“Não tivemos golpe porque Forças Armadas não aderiram”, diz general à CNN

Reflexões de um Ex-Ministro: A Verdade por Trás da Crise Política Brasileira

Na última quarta-feira, dia 19, o ex-ministro do Gabinete de Segurança Institucional do governo Michel Temer, Sergio Etchegoyen, participou de uma entrevista com a CNN onde discorreu sobre um tema que vem gerando muita discussão no Brasil: a suposta tentativa de golpe que ocorreu após as eleições presidenciais de 2022. Segundo Etchegoyen, ele não acredita na existência de uma ‘trama golpista’ e revela suas análises sobre o que realmente aconteceu em Brasília.

A Crise de Janeiro de 2023

Durante a conversa, o general se referiu à situação de 8 de janeiro de 2023, quando Brasília foi palco de um grande tumulto. Ele afirmou: “Eu pessoalmente não acredito na trama golpista. Eu acho que houve uma grande quebra-quebra em Brasília, que foi estimulado por alguns irresponsáveis”. Etchegoyen acredita que a situação foi mais uma explosão de descontentamento do que um plano orquestrado para derrubar o governo.

Ao mencionar os oficiais militares que estão sendo investigados, ele se mostrou cético quanto à possibilidade de que eles fizessem parte de uma conspiração maior. “Imaginar que oficiais que conheci, como os que estão condenados, participavam de uma grande conspiração é um exagero”, disse, enfatizando que essas pessoas não são ingênuas a ponto de embarcar em ações tão extremas.

Forças Armadas e a Possibilidade de Golpe

Um dos pontos mais debatidos por Etchegoyen foi a disposição das Forças Armadas em se envolver em uma ruptura institucional após as eleições de 2022. Ele declara categoricamente que não acredita que as Forças Armadas tenham essa intenção. “Da mesma forma que eu imaginava que as Forças Armadas não iriam participar de uma ruptura, eu não acredito que eles estivessem envolvidos”, afirmou.

Ele justificou sua posição citando a falta de movimentação militar durante os eventos que se sucederam à derrota de Bolsonaro. “Não tivemos golpe porque as Forças Armadas não aderiram”, disse, enfatizando que a mobilização que ocorreu não chegou a ser uma ação militar concreta, já que não houve tropas nas ruas ou movimentações nos quartéis.

A Indicação dos EUA sobre Grupos Criminosos

Outro ponto interessante da entrevista foi a posição de Etchegoyen sobre a recente decisão dos Estados Unidos de classificar o CV (Comando Vermelho) e o PCC (Primeiro Comando da Capital) como organizações terroristas.
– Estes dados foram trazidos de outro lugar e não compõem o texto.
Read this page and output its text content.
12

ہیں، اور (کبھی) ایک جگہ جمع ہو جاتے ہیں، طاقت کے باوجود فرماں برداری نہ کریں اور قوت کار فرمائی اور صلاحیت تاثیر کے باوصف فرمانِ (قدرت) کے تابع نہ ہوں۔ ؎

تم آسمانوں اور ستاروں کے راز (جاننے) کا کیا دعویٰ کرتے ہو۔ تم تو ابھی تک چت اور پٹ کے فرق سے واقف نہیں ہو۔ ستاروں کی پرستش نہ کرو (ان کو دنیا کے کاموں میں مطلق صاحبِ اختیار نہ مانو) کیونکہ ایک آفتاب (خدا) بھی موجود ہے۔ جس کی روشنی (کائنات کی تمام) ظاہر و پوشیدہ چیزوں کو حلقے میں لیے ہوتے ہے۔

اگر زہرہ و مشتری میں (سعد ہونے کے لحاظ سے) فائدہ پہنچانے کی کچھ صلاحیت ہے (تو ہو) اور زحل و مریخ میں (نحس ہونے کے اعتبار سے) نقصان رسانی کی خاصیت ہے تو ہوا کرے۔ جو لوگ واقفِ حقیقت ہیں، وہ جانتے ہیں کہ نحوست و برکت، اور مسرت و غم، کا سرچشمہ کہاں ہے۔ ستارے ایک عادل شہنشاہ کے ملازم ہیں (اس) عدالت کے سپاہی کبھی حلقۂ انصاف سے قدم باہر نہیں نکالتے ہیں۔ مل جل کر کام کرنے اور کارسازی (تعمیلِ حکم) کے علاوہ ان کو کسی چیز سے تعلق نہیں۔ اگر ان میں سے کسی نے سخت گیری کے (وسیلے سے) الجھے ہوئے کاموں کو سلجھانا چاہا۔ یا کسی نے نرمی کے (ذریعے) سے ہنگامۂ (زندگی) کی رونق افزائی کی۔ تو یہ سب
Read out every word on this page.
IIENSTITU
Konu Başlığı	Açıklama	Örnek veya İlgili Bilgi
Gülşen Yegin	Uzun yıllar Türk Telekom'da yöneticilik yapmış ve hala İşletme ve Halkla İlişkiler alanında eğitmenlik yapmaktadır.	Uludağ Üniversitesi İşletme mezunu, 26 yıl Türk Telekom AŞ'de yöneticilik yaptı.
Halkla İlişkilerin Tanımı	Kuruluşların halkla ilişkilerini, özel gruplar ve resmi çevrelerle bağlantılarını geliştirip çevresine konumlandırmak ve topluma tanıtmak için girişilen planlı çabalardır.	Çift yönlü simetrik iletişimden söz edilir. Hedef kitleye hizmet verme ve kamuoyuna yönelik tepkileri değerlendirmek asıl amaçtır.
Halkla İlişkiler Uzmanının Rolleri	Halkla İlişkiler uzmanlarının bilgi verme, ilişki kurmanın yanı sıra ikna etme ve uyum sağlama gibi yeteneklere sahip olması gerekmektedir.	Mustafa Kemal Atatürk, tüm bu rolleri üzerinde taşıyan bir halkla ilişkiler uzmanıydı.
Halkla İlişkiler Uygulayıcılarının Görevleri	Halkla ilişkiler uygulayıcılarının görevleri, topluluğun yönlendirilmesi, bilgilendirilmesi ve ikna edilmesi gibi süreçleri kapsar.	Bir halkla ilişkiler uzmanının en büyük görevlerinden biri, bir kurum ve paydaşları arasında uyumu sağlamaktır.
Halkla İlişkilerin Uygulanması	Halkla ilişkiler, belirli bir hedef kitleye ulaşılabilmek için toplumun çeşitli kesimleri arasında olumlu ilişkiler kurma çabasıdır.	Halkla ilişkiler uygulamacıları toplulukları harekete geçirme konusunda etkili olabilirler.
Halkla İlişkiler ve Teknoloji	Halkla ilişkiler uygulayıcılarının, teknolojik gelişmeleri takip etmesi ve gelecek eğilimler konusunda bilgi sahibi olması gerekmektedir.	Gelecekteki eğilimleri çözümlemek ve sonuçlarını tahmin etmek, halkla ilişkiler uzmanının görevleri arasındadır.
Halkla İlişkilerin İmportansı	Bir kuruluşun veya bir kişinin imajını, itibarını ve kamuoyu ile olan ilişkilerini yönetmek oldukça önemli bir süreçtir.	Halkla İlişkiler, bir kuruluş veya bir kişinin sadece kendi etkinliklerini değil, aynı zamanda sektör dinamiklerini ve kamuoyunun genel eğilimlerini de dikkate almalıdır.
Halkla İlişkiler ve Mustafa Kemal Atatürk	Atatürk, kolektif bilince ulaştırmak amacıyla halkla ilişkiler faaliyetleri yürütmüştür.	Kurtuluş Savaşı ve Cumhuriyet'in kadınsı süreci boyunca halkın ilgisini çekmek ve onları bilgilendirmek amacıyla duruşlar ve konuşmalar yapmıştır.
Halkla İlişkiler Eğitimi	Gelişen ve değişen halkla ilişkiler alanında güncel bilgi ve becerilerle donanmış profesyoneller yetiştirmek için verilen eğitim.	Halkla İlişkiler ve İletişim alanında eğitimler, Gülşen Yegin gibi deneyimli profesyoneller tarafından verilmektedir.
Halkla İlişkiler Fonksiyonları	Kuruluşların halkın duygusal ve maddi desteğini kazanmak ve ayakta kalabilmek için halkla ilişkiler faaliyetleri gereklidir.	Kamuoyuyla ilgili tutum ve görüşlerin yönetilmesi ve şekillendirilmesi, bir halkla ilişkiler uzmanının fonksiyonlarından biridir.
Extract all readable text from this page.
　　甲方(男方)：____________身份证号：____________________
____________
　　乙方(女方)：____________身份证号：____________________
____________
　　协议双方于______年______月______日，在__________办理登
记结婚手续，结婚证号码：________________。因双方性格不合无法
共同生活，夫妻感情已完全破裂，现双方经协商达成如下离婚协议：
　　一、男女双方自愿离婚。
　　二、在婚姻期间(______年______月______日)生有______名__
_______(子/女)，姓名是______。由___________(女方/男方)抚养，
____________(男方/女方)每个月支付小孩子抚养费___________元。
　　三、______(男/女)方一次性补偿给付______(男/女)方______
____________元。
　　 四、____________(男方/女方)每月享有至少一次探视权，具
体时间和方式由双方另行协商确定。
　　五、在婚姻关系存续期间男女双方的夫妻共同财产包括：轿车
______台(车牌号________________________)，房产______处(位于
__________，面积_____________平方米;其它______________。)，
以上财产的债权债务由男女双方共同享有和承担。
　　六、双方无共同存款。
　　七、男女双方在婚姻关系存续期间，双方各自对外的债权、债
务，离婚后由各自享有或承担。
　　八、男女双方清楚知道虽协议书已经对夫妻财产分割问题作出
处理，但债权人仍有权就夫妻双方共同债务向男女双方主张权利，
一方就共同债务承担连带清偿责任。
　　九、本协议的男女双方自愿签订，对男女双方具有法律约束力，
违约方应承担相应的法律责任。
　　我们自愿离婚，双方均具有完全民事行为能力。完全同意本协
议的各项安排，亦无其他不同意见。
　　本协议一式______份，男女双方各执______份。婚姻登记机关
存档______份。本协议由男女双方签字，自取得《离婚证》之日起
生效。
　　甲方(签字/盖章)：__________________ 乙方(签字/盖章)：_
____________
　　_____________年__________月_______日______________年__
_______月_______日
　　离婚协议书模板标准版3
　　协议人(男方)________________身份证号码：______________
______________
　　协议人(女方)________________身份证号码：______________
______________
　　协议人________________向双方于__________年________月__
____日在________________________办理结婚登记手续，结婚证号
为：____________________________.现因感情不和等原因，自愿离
Ele expressou sua preocupação com essa medida, considerando-a uma “ação unilateral” que tenta impor a legislação americana ao Brasil. “Isso não vai acontecer”, ele declarou, ressaltando a importância de respeitar a soberania nacional.

Apesar da crítica à postura dos EUA, Etchegoyen não deixou de defender a cooperação internacional no combate ao crime organizado e ao tráfico de drogas. Ele explicou que a atuação de grupos criminosos que operam em diferentes países torna indispensável a colaboração entre as autoridades. “Não haverá condição de combater o crime organizado sem cooperação internacional”, disse.

Cooperação no Combate ao Tráfico de Drogas

O ex-ministro também destacou a necessidade de parcerias com países vizinhos, como Colômbia, Peru, Bolívia e Paraguai, para enfrentar o tráfico de drogas. “A droga é um grande negócio, de homens de negócio que sabem fazer esse negócio e escorre por todos os lados que o dreno, que a contenção deixa escorrer”, afirmou, sublinhando que a colaboração entre países é essencial para lidar com essa questão.

Ele finalizou sua análise reforçando que “é indispensável que o Brasil coopere com todo mundo”, para que se possa enfrentar o tráfico de forma eficaz e garantir a segurança da população. Essas reflexões de Sergio Etchegoyen nos fazem pensar sobre o papel das instituições e a importância do diálogo entre nações no combate ao crime organizado.